MOV [255], [254] ; x := r4 CMP [255], [254] ; if x = r4 BNZ L0 ; then begin MOV [252], [251] ; CMP := MOV MOV [255], [250] ; x := c MOV [250], 203 ; c := 203 BRN L1 ; end L0: ; else CMP [255], [253] ; if x = r5 BNZ L2 ; then MOV [251], [250] ; MOV := c BRN L3 ; L2: ; else MOV [251], [248] ; MOV := a L3: ; L1: ; MOV [248], [247] ; a := z CMP [250], [249] ; if c = d BNZ L4 ; then begin MOV [249], [252] ; d := CMP; ; asm MOV R1, R2 ; mov r1, r2; MOV R4, 34 ; mov r4, 34; LAB: MOV R5, [252] ; mov r5, cmp; MOV [34], 34 ; mov [34], 34; MOV [255], [248] ; mov x, a; MOV [250], [247] ; mov c, z; CMP R5, [252] ; cmp r5, cmp; BNZ LAB ; bnz lab; BRN L5 ; end L4: ; else (* nothing *) L5: ;
Naturally, the compiler must be able to recognise semantic errors; here is the sort of listing that should accompany a (deliberately) wrong submission:
1 program 2 (* simple example of wrong mixed language program *) 3 int 4 x, r4, r5; (* some with register names etc *) 5 bool 6 CMP, MOV, c2, d; (* some with opcode names *) 7 int 8 a, z; (* and a few more *) 9 begin 10 x := r4; 11 if x = r4 12 then 13 begin CMP := MOV; x := c; c := 203 end ***** ^ Error: Undeclared variable 14 else 15 if x = r5 16 then MOV := c ***** ^ Error: Undeclared variable 17 else MOV := a; 18 a := z; 19 if c = d ***** ^ Error: Undeclared variable 20 then begin 21 d := CMP; 22 asm 23 mov r1, r2; 24 mov r4, 34; 25 mov 34, 34; ***** ^ Error: Invalid destination 26 mov x; ***** ^ Error: Too few operands 27 move x, a; ***** ^ Error: Invalid opcode 28 mov r3a, z; ***** ^ Error: Undeclared variable 29 cmp r5, CMP; 30 bnz 34, xx; ***** ^ Error: Too many operands ***** ^ Error: Undeclared variable 31 end 32 end 33 else (* nothing *) 34 end.

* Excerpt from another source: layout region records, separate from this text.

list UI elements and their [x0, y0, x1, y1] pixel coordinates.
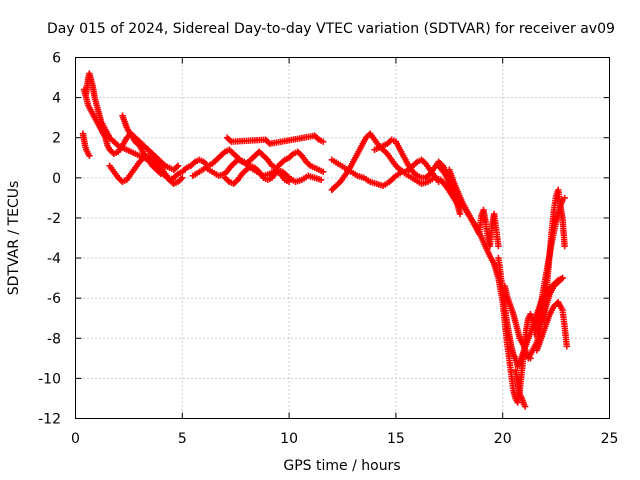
data-point: [320, 138, 327, 145]
series-track-3: [79, 130, 93, 159]
data-point: [317, 176, 325, 184]
y-tick-labels: -12 -10 -8 -6 -4 -2 0 2 4 6: [38, 51, 61, 428]
y-tick-label: -4: [47, 251, 61, 267]
y-tick-label: 6: [52, 51, 61, 67]
x-tick-labels: 0 5 10 15 20 25: [71, 431, 618, 447]
data-points: [79, 70, 570, 410]
data-point: [285, 178, 293, 186]
data-point: [86, 152, 93, 159]
grid-lines: [75, 57, 610, 419]
series-track-9: [223, 132, 327, 147]
x-tick-label: 5: [178, 431, 187, 447]
y-tick-label: 2: [52, 131, 61, 147]
series-track-20: [512, 367, 529, 410]
data-point: [561, 194, 568, 202]
chart-title: Day 015 of 2024, Sidereal Day-to-day VTE…: [47, 21, 615, 37]
data-point: [561, 242, 568, 250]
y-tick-label: 0: [52, 171, 61, 187]
y-tick-label: -8: [47, 331, 61, 347]
data-point: [157, 170, 165, 178]
x-tick-label: 10: [280, 431, 298, 447]
data-point: [174, 162, 182, 169]
series-track-2: [80, 86, 182, 174]
plot-frame: [75, 57, 610, 419]
y-tick-label: -6: [47, 291, 61, 307]
data-point: [521, 403, 529, 410]
y-tick-label: -12: [38, 412, 61, 428]
y-axis-label: SDTVAR / TECUs: [6, 181, 22, 296]
y-tick-label: -2: [47, 211, 61, 227]
series-track-19: [533, 298, 570, 354]
series-track-17: [525, 186, 568, 362]
x-tick-label: 15: [387, 431, 405, 447]
series-track-5: [119, 112, 165, 178]
series-track-13: [446, 166, 502, 250]
series-track-8: [221, 162, 293, 188]
y-tick-label: 4: [52, 91, 61, 107]
data-point: [179, 174, 186, 182]
data-point: [320, 168, 327, 176]
x-tick-label: 0: [71, 431, 80, 447]
x-axis-label: GPS time / hours: [283, 458, 400, 474]
x-tick-label: 20: [494, 431, 512, 447]
data-point: [563, 343, 570, 350]
series-track-18: [531, 194, 568, 338]
axis-ticks: [75, 57, 610, 419]
series-track-16: [501, 282, 534, 362]
data-point: [559, 274, 566, 282]
series-track-11: [328, 156, 464, 212]
data-point: [495, 242, 502, 250]
y-tick-label: -10: [38, 371, 61, 387]
x-tick-label: 25: [601, 431, 619, 447]
series-track-6: [179, 146, 327, 176]
data-point: [456, 210, 464, 218]
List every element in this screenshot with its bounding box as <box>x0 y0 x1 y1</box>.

Of course, as a programmer trained at the top educational institution in the land you should have learned to use compiler generating tools such as Coco/R, and in spite of incredible time constraints (the deadline for submissions of a prototype compiler is only 24 hours away) you should have little trouble in submitting a working system. So take up the challenge. Being open minded, the firm is prepared to accept implementations written in either Pascal or C++. They are also prepared to accept a fairly simple-minded approach to generating the assembler code - it will suffice to have a system where this is simply directed to the standard output file. And, since they have a licensed copy of Coco/R, they are prepared to accept submissions in the form of a Cocol attribute grammar plus any support modules needed, either on diskette or simply written on paper.
Hint: a complete attribute grammar may turn out to be rather long. For examination purposes it is recommended that you (a) develop a Cocol grammar describing the source language (b) add sufficient of the attributes for an intelligent examiner to be convinced that you understand the form that these would take, where semantics would be checked, and how code generation would take place (c) describe at least the interface to support routines that deal with symbol tables (function headings with adequate commentary will suffice if you do not have time to give all the details) (d) do not bother with checking that labels in the inline section are semantically meaningful, or correctly declared/defined. The examiners will be looking for evidence of quality and semantic correctness in your solutions, rather than 100% syntactically correct Cocol.
Confine yourself to simple assignment statements and comparisons like those in the example program - that is, where the right hand side of an assignment consists of a single constant or variable, and where comparisons are made for equality only, between operands that are single constants or variables - and consider only if-then- else statements where both the then and else clauses are present.
There is also no need to describe the support routines as full classes or units - simply assume that the routines can be coded up within a single #include file in the manner familiar from practicals done during the course, or included directly at the head of the grammar itself.